Ronny Asael Miranda, tout comme ses confrères, a signé un accord permettant à la direction de conserver son passeport. Bien que controversée, cette pratique est courante. « C’est pour qu’on puisse faire venir leur carte d’assurance maladie et pour éviter de perdre les passeports », justifie Michel Beaudin. M. Miranda a donc fait croire qu’il en avait besoin pour s’acheter un cellulaire : « Je ne voyais pas comment le récupérer autrement. »

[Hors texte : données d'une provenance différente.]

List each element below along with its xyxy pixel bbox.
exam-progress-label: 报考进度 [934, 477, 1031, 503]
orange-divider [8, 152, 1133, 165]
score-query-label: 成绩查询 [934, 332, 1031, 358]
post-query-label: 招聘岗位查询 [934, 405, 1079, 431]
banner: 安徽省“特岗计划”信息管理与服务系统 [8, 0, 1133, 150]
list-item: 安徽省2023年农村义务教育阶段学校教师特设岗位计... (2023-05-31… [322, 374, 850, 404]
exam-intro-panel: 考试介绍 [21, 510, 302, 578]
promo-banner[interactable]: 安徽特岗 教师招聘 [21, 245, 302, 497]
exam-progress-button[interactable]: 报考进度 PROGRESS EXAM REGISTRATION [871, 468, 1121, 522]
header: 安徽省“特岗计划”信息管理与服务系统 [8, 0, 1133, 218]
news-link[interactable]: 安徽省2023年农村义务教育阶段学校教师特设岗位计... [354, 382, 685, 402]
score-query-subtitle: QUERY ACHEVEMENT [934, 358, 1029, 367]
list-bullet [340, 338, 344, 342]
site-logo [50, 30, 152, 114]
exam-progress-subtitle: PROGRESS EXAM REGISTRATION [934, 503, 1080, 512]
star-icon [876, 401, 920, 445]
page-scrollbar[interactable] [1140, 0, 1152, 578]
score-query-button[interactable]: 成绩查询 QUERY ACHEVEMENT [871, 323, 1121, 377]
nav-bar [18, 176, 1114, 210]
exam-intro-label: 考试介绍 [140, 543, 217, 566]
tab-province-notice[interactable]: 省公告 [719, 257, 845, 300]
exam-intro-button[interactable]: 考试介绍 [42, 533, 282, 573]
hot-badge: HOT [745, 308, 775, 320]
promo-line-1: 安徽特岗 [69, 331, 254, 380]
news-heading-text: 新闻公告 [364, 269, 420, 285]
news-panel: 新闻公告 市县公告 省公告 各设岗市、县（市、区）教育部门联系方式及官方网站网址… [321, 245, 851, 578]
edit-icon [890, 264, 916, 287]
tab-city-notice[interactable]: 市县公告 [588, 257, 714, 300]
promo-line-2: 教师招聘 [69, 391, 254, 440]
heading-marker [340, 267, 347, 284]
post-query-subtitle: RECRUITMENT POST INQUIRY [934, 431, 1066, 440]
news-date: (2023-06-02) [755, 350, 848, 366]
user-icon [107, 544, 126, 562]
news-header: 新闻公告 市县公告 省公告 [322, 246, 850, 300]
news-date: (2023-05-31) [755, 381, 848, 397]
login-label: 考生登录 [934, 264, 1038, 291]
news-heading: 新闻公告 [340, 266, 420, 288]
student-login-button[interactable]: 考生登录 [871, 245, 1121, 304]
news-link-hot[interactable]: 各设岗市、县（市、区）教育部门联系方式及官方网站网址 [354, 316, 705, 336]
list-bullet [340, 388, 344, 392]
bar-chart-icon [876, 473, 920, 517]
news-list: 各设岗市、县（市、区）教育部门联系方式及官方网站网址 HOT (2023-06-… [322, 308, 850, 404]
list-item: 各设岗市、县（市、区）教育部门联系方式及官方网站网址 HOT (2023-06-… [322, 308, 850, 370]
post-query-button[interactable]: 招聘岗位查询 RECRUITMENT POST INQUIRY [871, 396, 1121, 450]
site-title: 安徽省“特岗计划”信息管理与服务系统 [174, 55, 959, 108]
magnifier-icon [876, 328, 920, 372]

« Il y a plus de travailleurs étrangers qui quittent l’industrie de la volaille » que n’importe quel autre domaine agricole, affirme sans détour Marie-Jeanne Vandoorne, coordonnatrice du Centre des travailleurs de Saint-Rémi. Julio Lara, des TUAC, décrit quant à lui la pression sur les coûts de production par les géants de l’abattage et de la mise en marché : « Ce sont les transformateurs de poulets qui déterminent le prix, alors tout le monde essaie de sauver le plus d’argent possible. » C’est pourtant à peine un tiers de cent par poulet qui va à l’attrapeur, des attrapeurs aujourd’hui en majorité venus du Sud.


Michel Beaudin affirme avoir « perdu de l’argent », les frais de voyage initialement assumés par l’entreprise n’ayant pas encore été totalement remboursés par des déductions sur la paie des travailleurs.


Rappelons que les permis de travail temporaire en milieu agricole sont rattachés à un seul employeur. En quittant cet employeur, les travailleurs se retrouvent sans visa de travail et, rapidement, sans statut au Canada.


> La suite sur Le Devoir.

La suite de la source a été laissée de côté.